This week Glasgow West MP, Chris Stephens, is launching his Private Member’s Bill. The Workers’ Definition and Rights Bill sets out a systematic change in employment rights. At its heart the Bill seeks to give workers more power against the ever increasing climate of insecure work.
If you are (or were) engaged by another to provided labour you are an employee.
In addition, the Bill places the onus firmly on the employer to show that the individual is self-employed, and therefore not entitled to certain employment protections. At the minute, individuals have to show that they are an employee or a worker. This is exceptionally difficult for individuals to do, with the employer holding most of the relevant information.

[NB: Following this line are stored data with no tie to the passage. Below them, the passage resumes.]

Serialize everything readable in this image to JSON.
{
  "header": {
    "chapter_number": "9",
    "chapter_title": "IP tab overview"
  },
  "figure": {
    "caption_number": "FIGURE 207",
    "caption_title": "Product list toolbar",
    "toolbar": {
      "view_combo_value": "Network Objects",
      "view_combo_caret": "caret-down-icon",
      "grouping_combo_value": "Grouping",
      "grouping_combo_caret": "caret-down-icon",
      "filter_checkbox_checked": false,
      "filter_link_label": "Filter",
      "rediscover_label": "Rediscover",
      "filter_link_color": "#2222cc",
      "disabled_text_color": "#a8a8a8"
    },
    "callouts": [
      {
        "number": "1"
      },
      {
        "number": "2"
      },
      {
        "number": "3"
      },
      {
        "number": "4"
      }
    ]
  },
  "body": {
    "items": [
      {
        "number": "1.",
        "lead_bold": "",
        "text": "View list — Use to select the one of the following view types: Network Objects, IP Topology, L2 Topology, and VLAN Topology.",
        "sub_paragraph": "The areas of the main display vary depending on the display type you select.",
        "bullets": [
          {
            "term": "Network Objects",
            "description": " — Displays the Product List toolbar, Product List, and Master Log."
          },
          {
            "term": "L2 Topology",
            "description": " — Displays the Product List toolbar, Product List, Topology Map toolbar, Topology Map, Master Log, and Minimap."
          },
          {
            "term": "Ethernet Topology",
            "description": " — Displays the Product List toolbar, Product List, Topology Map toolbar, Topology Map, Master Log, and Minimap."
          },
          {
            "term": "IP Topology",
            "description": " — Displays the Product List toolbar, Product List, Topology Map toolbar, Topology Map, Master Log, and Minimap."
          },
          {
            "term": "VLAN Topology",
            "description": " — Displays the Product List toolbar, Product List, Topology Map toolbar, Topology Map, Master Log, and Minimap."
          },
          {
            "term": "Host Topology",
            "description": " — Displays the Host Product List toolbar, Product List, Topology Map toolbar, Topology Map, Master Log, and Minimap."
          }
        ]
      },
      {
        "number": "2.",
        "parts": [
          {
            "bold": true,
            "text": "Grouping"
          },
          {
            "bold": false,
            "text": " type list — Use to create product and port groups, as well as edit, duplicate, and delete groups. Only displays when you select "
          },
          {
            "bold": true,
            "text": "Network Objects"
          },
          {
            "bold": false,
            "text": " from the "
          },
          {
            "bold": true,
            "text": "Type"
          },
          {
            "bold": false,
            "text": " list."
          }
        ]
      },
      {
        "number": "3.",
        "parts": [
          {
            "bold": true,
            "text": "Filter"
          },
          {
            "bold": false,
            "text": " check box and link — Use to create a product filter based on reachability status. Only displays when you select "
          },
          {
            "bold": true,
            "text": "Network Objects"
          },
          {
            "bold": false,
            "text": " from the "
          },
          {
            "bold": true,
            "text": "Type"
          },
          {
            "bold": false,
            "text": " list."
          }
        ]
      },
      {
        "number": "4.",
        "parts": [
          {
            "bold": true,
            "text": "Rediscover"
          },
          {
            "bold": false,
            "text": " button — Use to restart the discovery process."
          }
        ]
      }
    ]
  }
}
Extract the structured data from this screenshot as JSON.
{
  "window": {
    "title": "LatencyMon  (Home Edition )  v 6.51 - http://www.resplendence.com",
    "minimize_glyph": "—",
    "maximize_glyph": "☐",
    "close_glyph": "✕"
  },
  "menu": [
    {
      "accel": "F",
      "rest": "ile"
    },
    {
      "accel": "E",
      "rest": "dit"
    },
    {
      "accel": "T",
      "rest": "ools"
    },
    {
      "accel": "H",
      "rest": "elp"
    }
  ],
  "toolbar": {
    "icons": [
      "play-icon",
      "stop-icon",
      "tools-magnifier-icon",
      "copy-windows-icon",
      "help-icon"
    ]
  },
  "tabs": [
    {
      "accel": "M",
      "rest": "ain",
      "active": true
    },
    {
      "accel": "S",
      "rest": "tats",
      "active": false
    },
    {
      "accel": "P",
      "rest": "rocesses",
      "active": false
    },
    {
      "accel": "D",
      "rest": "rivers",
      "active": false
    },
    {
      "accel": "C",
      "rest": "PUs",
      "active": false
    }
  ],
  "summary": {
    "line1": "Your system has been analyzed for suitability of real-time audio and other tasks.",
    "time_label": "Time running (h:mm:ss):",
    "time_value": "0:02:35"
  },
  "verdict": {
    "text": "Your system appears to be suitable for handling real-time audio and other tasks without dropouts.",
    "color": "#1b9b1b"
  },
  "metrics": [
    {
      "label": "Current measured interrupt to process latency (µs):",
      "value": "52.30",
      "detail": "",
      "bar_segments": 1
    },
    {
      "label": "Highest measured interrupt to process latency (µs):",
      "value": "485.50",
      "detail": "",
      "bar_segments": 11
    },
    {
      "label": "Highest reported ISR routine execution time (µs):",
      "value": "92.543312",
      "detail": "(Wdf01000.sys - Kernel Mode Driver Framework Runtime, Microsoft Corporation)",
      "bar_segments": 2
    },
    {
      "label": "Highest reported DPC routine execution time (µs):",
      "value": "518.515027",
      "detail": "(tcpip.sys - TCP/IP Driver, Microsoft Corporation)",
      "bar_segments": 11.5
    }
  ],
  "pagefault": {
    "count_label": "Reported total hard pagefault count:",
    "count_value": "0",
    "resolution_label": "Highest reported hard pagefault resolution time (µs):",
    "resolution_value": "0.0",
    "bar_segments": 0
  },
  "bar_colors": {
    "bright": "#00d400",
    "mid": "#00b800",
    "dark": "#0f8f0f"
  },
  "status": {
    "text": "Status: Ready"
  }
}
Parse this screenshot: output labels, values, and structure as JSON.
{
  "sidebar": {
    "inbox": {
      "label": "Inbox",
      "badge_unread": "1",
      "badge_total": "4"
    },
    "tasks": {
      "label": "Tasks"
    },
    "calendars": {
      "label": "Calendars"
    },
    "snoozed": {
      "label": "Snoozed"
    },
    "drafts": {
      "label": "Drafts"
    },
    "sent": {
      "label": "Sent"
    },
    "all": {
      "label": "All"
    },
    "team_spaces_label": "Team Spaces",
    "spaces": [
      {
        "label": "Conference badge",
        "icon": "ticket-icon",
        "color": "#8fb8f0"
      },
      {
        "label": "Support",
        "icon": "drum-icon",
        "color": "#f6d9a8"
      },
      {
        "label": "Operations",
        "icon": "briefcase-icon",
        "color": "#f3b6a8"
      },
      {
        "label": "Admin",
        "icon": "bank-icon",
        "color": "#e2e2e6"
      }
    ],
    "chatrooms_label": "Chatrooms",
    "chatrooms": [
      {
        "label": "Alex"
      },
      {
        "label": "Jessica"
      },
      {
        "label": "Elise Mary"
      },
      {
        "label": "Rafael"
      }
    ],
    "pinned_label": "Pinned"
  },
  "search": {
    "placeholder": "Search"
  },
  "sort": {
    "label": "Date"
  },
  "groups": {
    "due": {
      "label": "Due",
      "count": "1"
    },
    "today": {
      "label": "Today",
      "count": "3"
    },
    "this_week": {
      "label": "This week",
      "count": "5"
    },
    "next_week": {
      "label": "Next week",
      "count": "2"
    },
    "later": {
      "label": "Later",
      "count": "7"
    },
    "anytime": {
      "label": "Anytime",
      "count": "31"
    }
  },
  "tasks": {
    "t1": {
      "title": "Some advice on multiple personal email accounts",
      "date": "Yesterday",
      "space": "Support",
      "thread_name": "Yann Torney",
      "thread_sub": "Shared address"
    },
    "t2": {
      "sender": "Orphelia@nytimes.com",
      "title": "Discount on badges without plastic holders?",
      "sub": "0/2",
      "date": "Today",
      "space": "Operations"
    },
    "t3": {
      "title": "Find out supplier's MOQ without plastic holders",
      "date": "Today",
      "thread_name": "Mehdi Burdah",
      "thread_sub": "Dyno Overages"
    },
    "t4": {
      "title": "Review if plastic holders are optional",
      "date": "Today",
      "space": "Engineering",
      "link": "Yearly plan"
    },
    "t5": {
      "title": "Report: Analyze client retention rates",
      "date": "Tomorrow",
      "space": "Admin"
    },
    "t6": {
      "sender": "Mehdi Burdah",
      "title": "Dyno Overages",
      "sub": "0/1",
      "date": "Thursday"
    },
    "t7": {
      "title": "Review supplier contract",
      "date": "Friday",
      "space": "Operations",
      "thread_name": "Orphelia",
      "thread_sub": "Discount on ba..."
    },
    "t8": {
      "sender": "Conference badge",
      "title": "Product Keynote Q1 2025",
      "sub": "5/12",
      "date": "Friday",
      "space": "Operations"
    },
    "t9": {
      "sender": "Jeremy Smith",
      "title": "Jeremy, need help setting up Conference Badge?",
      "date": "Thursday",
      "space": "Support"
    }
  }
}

Not to mention money to fight legal challenges.
The Bill also entitles every employee to be given written notice of fixed and regular hours on commencing employment. If the employer wishes the employer to work over these hours this must be under procedures set out in a collective agreement with a recognised trades union. If there is not a union the worker has to receive written notice and will be paid double the usual rate.
Finally the Bill seeks to put an end to late cancellation or changes to shifts. Under the Bill employers are required to give an employee 7 days’ notice of a change or cancellation. If the worker accepts a shift a late notice they are entitled to be paid double their usual rate. There are also financial penalties in the Bill if the 7 days’ notice is not given.
This Bill is a very welcome development and one which, if passed, would revolutionise the British workforce and hold employers to account for their unscrupulous work practices. Employers would no longer be able to treat their employees like commodities and would have to give proper thought to workforce planning, how many staff they need and when, rather than relying on the exploitation of low paid workers just above the poverty line.
The current system of employment law is broken. It places too much power in the hands of the employer and the law protects their actions under the guise of a desire for flexibility in the labour market. The evidence, and experience of individuals, is to the contrary, with two-thirds of zero hours workers wanting guaranteed hours.
It is time for our politicians to act.